Si tratta di un infezione batterica , molto resistente all’antibioticoterapia e che potrebbe provocare sepsi sistemiche che portano in molti casi, alla morte. Grecia, Portogallo e Italia sono tra è i Paesi più colpiti da questo tipo d’infezione.

“Lo studio nasce dall’osservazione del forte aumento di infezioni multi-resistenti causate dal batterio KPC sul territorio e ha un alto tasso di mortalità in pazienti immunodepressi. Si parla dell’80%. Ed è difficile da sconfiggere”.

E ancora: “La tecnica del trapianto fecale rappresenta un’importante opportunità per cercare di ridurre il problema delle infezioni ospedaliere. molto diffuse negli ultimi anni.
E dopo i risultati positivi che hanno mostrato l’eradicazione del Clostridium Difficile (ndr: altro batterio responsabile di severe coliti in corso di antibioticoterapia e difficilmente trattabile) abbiamo pensato di provare ad applicarla anche nelle infezioni da KPC“, ha spiegato Andrea Gori, responsabile della sperimentazione e direttore dei dipartimento di medicina interna e dell’U.O malattie infettive dell’ospedale San Gerardo di Monza.

“E’ difficile decolonizzare il paziente contagiato: in realtà, non si eradica l’infezione quasi mai. Questa infezione colpisce i pazienti più fragili, come gli immunodepressi o chi ha subito da poco un trapianto. Le possibilità attuali terapeutiche sono condizionate dalla resistenza agli antibiotici, tra cui il batterio KPC che costituisce una “testa di serie”.

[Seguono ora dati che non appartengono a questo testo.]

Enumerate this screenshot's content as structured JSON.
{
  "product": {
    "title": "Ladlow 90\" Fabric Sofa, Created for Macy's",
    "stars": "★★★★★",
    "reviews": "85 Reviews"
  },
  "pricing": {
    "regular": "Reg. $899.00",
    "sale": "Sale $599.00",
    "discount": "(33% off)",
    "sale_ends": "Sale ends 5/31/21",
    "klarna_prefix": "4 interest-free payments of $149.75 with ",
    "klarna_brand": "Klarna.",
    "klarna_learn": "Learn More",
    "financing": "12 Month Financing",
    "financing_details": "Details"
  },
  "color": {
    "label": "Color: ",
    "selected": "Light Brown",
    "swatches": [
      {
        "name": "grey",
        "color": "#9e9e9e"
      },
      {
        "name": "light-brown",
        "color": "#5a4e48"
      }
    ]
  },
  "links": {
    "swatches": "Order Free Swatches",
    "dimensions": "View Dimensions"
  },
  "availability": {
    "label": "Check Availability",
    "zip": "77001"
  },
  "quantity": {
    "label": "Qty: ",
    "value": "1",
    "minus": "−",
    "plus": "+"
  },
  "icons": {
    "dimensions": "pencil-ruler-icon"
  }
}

L’obiettivo dello studio è quello di trattare venticinque pazienti colonizzati dal batterio KPC, e ripulire l’intestino per introdurre nuovo materiale fecale con microbiota sano proveniente da donatori selezionati e in buona salute, tramite sondino naso-digiunale, per ripristinare la flora batterica “normale” e favorire l’eliminazione del batterio nocivo.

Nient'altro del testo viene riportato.